Xu Hao, Zhang Yu, Zhang Zhe, Wang Jian, Shen Chong, Wu Zhouliang, Qie Yunkai, Tian Dawei, Liu Shenglai, Hu Hailong, Wu Changli
Department of Urology, Tianjin Institute of Urology, The Second Hospital of Tianjin Medical University, No. 23, Pingjiang Road, Tianjin, 300211, China.
Department of Urology, First Teaching Hospital of Tianjin University of Traditional Chinese Medicine, Tianjin, 300193, China.

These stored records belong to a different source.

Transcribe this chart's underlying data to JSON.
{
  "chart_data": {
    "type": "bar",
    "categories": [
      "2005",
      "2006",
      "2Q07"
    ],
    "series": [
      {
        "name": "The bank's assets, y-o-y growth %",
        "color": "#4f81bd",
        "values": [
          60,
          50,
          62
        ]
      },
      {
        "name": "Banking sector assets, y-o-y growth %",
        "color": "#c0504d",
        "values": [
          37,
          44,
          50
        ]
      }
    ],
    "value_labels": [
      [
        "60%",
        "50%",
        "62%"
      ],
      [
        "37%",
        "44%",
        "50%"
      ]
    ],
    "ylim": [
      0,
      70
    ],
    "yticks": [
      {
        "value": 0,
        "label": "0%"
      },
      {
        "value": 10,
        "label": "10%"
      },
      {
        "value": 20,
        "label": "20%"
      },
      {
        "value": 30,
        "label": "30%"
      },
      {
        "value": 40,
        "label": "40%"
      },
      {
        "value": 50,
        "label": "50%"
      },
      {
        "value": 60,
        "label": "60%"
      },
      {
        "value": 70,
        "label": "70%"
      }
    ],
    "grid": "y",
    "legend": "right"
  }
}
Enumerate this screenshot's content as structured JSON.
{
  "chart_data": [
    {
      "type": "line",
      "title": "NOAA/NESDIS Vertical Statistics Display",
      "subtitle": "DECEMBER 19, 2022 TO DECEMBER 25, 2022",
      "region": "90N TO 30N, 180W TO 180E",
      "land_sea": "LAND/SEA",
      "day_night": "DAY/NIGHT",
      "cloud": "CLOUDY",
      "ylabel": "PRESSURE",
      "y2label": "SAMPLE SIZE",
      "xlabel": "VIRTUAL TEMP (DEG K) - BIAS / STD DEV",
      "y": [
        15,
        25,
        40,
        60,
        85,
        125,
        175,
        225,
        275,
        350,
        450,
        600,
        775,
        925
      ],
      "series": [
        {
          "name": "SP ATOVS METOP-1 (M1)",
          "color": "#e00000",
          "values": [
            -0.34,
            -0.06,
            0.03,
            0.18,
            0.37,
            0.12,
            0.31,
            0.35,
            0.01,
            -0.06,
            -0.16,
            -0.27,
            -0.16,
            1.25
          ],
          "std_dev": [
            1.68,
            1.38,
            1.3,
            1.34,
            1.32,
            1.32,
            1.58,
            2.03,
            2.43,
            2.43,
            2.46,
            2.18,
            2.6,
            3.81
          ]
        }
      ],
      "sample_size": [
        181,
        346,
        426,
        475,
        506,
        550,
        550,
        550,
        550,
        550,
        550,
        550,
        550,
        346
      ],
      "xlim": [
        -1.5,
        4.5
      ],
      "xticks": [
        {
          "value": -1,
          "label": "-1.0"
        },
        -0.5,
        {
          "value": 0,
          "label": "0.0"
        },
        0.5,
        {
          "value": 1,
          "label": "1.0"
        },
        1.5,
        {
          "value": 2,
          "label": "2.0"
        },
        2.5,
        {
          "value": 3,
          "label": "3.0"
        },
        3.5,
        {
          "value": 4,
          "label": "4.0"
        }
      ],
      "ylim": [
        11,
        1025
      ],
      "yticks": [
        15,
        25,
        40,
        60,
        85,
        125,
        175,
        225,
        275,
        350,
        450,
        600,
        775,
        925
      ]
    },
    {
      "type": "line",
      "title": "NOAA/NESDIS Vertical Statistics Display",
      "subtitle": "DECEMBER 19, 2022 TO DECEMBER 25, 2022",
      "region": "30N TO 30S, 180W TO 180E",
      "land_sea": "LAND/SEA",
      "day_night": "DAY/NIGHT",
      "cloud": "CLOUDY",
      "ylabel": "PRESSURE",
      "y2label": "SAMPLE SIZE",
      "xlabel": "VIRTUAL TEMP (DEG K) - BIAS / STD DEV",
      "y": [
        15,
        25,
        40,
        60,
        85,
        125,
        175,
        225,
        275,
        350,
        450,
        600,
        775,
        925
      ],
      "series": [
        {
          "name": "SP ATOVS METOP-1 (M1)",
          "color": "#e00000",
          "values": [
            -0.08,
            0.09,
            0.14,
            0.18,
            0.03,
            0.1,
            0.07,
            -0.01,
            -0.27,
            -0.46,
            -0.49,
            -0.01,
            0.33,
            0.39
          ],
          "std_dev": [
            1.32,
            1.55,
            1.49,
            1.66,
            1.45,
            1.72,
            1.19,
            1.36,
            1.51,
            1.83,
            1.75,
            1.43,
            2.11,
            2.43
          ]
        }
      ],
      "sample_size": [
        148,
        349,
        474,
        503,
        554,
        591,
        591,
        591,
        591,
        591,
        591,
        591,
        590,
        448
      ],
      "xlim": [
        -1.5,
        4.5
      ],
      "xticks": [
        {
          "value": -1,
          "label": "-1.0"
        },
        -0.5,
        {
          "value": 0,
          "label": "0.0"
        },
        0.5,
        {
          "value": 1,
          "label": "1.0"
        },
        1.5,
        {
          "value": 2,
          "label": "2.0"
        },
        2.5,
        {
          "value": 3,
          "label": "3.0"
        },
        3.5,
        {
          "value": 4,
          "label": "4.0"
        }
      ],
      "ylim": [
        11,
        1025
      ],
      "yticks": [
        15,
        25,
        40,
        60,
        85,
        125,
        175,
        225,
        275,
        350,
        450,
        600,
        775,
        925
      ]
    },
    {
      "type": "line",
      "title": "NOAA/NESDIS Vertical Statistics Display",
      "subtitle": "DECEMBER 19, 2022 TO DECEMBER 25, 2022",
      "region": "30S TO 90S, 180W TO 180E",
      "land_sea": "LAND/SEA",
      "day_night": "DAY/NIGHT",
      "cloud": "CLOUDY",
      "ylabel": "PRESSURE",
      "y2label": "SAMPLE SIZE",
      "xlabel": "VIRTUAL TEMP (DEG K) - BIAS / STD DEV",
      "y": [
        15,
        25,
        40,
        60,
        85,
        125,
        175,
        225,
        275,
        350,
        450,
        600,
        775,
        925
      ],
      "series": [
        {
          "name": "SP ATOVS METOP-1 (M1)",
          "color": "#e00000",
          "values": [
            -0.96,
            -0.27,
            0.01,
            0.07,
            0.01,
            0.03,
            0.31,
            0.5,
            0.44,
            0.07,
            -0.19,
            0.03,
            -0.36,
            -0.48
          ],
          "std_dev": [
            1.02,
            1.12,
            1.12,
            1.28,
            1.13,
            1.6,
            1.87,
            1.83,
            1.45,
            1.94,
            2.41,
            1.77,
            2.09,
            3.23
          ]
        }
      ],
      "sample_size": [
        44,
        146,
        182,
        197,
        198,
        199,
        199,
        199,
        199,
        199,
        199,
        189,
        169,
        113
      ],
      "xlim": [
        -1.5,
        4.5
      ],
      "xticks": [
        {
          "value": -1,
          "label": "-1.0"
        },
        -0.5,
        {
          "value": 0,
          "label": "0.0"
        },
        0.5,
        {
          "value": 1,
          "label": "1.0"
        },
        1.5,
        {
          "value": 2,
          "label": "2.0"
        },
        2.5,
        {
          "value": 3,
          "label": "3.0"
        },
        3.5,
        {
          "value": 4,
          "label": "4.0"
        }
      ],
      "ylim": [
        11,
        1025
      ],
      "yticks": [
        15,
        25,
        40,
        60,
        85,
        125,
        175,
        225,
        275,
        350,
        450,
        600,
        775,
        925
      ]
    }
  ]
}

Sci Rep. 2025 Mar 26;15(1):10431. doi: 10.1038/s41598-025-95684-6.
To identify risk factors for prostatic urethral involvement (PUI) in bladder cancer and develop an accurate nomogram prediction model. We retrospectively analyzed 295 male patients with bladder urothelial carcinoma undergoing transurethral prostatic biopsy. Risk factors of PUI in bladder cancer were assessed through univariate and multivariate logistic regression analyses. A nomogram model for predicting clinical outcomes was constructed based on the independent risk factors of PUI. The performance of the model was internally validated by 'leave-one-out' cross-validation (LOOCV) and calibration curve. The decision curve analysis (DCA) was applied to evaluate the clinical utility. Further evaluation of PUI and associated risk factors within the context of non-muscle-invasive bladder cancer (NMIBC) were assessed using the same methods. Multivariate analysis revealed that the tumor multiplicity (OR = 2.44, 95% CI 1.17-5.26, P = 0.019), trigonal/neck tumor location (OR = 7.42, 95% CI 4.00-14.24, P < 0.001), high-grade tumor (OR = 5.17, 95% CI 1.52-21.95, P = 0.014), and recurrent carcinoma (OR = 4.39, 95% CI 2.32-8.63, P < 0.001) were identified as independent risk factors for PUI in bladder cancer (all P < 0.05). A final prediction nomogram was established based on these four independent risk factors. After internally validated by LOOCV, the nomogram showed strong discrimination (area under the curve, AUC = 0.8, 95%CI 0.749-0.851) and excellent calibration. DCA further confirmed the model's clinical utility across a wide range of risk thresholds. Subgroup analysis in NMIBC yielded consistent results (AUC = 0.819, 95%CI 0.764-0.874). This nomogram provides a robust tool to stratify PUI risk in bladder cancer, guiding selective prostatic biopsies and personalized management. Integration into clinical workflows may reduce understaging and optimize outcomes. Further external validation is warranted.
为了确定膀胱癌患者前列腺尿道受累(PUI)的危险因素,并建立准确的列线图预测模型。我们回顾性分析了295例接受经尿道前列腺活检的男性膀胱尿路上皮癌患者。通过单因素和多因素逻辑回归分析评估膀胱癌患者PUI的危险因素。基于PUI的独立危险因素构建预测临床结局的列线图模型。通过“留一法”交叉验证(LOOCV)和校准曲线对模型性能进行内部验证。应用决策曲线分析(DCA)评估临床实用性。使用相同方法评估非肌层浸润性膀胱癌(NMIBC)背景下PUI及相关危险因素。多因素分析显示,肿瘤多灶性(OR = 2.44,95%CI 1.17 - 5.26,P = 0.019)、三角区/颈部肿瘤位置(OR = 7.42,95%CI 4.00 - 14.24,P < 0.001)、高级别肿瘤(OR = 5.17,95%CI 1.52 - 21.95,P = 0.014)和复发性癌(OR = 4.39,95%CI 2.32 - 8.63,P < 0.001)被确定为膀胱癌患者PUI的独立危险因素(所有P < 0.05)。基于这四个独立危险因素建立了最终的预测列线图。经LOOCV内部验证后,列线图显示出较强的区分能力(曲线下面积,AUC = 0.8,95%CI 0.749 - 0.851)和良好的校准。DCA进一步证实了该模型在广泛风险阈值范围内的临床实用性。NMIBC亚组分析得出了一致的结果(AUC = 0.819,95%CI 0.764 - 0.874)。该列线图为分层膀胱癌患者PUI风险提供了一个强大的工具,指导选择性前列腺活检和个性化管理。将其纳入临床工作流程可能会减少分期不足并优化治疗结果。有必要进行进一步的外部验证。